Brandon Parker said:


> These are broken up into individual topics for an easier read, just click and enjoy.
> 
> 1) Environmental Factors
> 2) The Approach
> 3) The Presentation


My problem is finding them. Is there a specific terrain they stick to?


----------



## BrownDog (Jun 22, 2019)

Coastalkid05 said:


> My problem is finding them. Is there a specific terrain they stick to?

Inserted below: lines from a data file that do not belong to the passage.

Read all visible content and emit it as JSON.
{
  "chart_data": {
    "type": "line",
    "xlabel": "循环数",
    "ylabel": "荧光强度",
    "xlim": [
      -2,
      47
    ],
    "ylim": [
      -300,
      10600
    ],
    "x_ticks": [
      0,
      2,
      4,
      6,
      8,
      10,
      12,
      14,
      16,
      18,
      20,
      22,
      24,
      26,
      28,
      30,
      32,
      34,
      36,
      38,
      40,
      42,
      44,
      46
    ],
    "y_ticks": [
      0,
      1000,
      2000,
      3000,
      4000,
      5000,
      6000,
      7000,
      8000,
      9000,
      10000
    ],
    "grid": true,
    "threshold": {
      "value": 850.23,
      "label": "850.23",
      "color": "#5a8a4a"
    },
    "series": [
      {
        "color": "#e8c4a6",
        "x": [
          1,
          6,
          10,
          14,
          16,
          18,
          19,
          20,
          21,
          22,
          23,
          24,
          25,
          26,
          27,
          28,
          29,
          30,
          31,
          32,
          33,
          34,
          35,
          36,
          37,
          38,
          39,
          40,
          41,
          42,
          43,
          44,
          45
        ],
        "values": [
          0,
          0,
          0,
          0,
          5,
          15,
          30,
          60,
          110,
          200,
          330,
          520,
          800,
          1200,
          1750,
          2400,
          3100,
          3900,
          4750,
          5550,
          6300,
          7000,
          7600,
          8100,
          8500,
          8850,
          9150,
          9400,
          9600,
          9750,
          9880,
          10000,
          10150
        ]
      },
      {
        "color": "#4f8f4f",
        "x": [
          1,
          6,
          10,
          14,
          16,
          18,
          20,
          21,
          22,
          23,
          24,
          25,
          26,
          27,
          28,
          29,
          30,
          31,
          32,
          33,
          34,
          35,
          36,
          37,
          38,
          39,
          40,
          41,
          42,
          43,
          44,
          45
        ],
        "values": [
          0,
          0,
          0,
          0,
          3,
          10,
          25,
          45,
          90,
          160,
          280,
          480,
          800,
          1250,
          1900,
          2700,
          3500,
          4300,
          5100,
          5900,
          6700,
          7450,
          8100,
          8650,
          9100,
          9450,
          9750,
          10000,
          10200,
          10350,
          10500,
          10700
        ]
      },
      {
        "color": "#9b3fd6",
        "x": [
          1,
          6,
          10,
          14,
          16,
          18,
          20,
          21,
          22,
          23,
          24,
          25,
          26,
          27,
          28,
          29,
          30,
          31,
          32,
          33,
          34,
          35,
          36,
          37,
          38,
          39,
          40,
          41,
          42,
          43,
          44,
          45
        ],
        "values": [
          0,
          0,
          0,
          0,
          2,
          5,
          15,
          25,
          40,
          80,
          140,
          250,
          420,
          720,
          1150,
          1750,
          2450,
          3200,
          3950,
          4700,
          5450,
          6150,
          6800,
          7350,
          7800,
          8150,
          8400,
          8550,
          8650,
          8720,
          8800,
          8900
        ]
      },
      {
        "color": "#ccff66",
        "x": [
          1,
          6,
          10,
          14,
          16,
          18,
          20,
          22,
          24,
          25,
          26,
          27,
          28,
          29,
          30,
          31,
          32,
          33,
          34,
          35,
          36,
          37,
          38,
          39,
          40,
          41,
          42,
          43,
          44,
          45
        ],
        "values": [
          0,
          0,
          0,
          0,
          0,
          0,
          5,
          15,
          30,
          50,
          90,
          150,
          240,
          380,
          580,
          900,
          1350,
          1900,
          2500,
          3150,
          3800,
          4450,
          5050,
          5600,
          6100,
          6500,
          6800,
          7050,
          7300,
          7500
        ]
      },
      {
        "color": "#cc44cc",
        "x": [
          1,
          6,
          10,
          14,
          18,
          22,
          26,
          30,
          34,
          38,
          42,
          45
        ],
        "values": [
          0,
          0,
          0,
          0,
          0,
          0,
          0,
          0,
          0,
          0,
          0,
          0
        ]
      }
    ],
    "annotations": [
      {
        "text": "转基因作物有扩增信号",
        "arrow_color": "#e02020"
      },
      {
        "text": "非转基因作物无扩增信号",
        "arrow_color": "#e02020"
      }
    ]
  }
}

right now look at back creeks blocked by oyster bars on low tide or main river shorelines with oyster banks. Even better if these banks have a little “flat” that extends out from them and are behind a shoreline hook that blocks or slows current flow.


----------



## jay.bush1434 (Dec 27, 2014)

Very good articles and worth a sticky. Here on the upper Texas coast, there are a couple behavioral differences but the rest is spot on. Our redfish that don't move offshore, typically those less than 26" or so, don't school up. Just the opposite, they are almost always singles either slowly cruising or just belly down in the mud. In early winter, there are still some mullet and mud minnows in the bay but by late winter those are scarce. We also get our first menhaden hatch in late winter (which I saw the first signs of that last week, yay) so the lure/fly sizes need to be downsized and "baitfishy" looking. Our water gets really clear as well but we also are usually dealing with lots of wind as the cold fronts blow through on regular occurrence. Another issue we have to try and figure out are the 8-10 degree temperature swings in bay water temps. As the cold fronts blow through, our water will drop into the low 50's and sometimes high 40's. A few days later, the sea breeze returns and the bay water can warm up to the low to mid 60's only to have another front come through, blow a bunch of water out of the bay and drop the temps. Even after 20+ years of living right on the water, I don't have any general pattern or any idea where the fish go and what they do other than retreat to a little deeper water and hunker down. Each time we go out is like the first time we've been out.
Like I said though, our first bait hatch has happened so better and slightly more predictable fishing is on its way. FYI- my perspective is from sight casting fly fishing. The handful of times I fish conventional it is usually a lot more productive and predictable.


----------



## redchaser (Aug 24, 2015)

Interesting how different the same fish can be in different fisheries. While they can be found on the inside any time of year, in much of the Louisiana marsh, we get a bigger push of bulls inshore in the fall and winter. Usually starting shortly after the spawn, they move in looking to fatten up after the spawn, and tend to hang out. There are areas of the state that are an exception to this. On the west side of the state where the marsh is more "impounded" we don't see the same ingress of big fish, and in fact much of the shallow water sight fishing just goes to crap for redfish large and small in the winter. Based on nothing other than my observations over the years, I think it may be because on the east side of the state the marsh essentially opens directly to the gulf, where on the west side there are a limited number of fairly restricted passes, and with less free exchange of water with the gulf, interior water temperatures drop and bait moves off the shallows.


----------